Acele etmeden sırtını dikleştirip karşıma oturdu. "Abel'i?" Sürekli önüne düşüp kendisini sinir ettiğini düşündüğüm saç tutamıyla oynamayı bıraktı. "Eee anlat bakalım. Bitki çocuk sana ne demek istemiş."

Aslında gördüğüm kabusun anlamı açık ve net ortadaydı, bu yüzden kabusumu direk anlatamazdım.
Abel ve Marcus yakın arkadaş oluyorlardı ve ben buna dayanamayıp hasta oluyordum. Biraz değiştirerek anlatmaya başladım. "Pan'ın büyülü ormanında yürüyorduk. Bana tohumun nasıl yeşerdiğini anlatıyordu." Ve sen onunla iyi anlaşmıştın. Demeter ve Persephone'un öncülük ettiği bitkiler hakkında hararetli bir sohbetiniz vardı. Sizi iziliyordum. Mutlu olmam gerekirken ağlamak üzereydim. "Daha sonra bana bir Lotus uzattı ve gülümsedi." En manidar kısmı burasıydı. Lotus duygu karmaşasının sembolüydü. O sana bir bitki uzattı ve sen elinde yer açmak için uzun süredir elinde tuttuğun buğdayı bana verdin. Buğday elimle buluştuğu an soldu. Daha sonra derime işlemeye başladı. Size bağırdım. Duymadınız. Bir kaç kez adını fısıldadım. Birden kış geldi. Çevremdeki her şey rengini kaybetti. Senin için ağlayıp Abel'a isyan ediyordum. "İyi olduğunu söyledi. Sanırım biraz ürktüm."

Gözlerini devirdi. Daha önemli bir şeyler beklediği ortadaydı. "Onu özlemişsin." Bir an duraksadı. "Muse'nin bahsettiği kişi Abel olabilir mi?"

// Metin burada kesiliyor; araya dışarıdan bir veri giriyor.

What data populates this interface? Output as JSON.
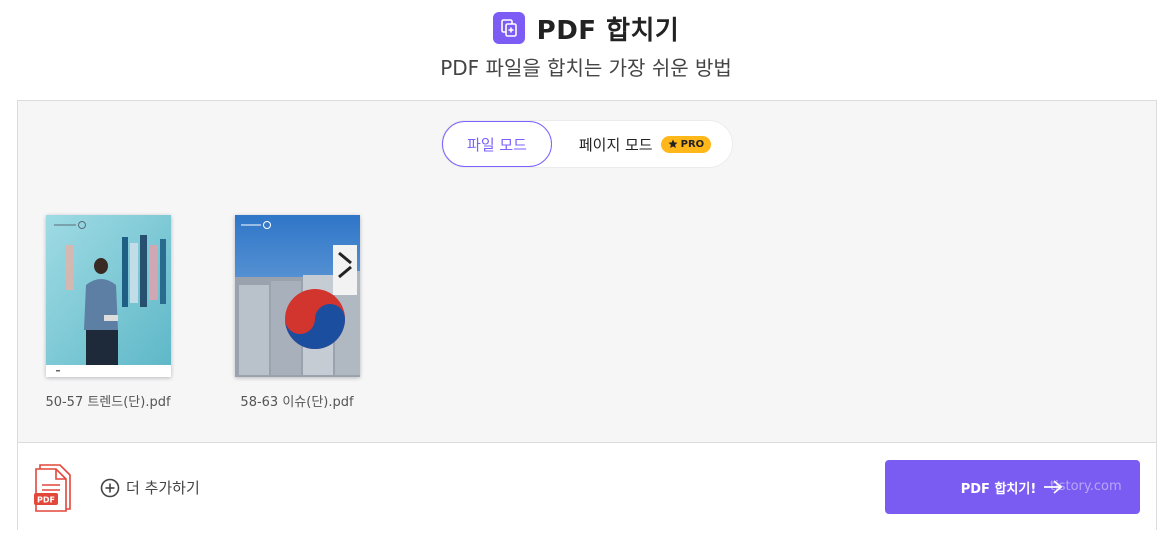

Buna hiç kafa yormamıştım ama rüyanın aslını duysaydı eminim buna bağlayamazdı. "Sanmıyorum. O annesinden başka tanrıya yemin etmedi." Diyerek kestirip attım.

Beklemediğim bir anda elimden tutarak ayağa kaldırdı.

"Aah!"

Bende onun beklemediği bir anda tokat atmıştım. "Bunu yapmaman konusunda seni uyarmıştım Marcus!"

Gülerek geriye doğru sendelemiş gibi yaptı. ''Sadece tepkini ölçmek istedim.'' Eliyle yanağını ovuşturdu. ''Baya sertmiş.''

Sinirden bakışlarımı başka yöne çevirdiğimde tavan ve duvarın birleştiği yerden sızan ışık gözlerimi kamaştırmıştı. Bu açıklığı yeni fark etmiştim ve dışarı bakmak için can atıyordum.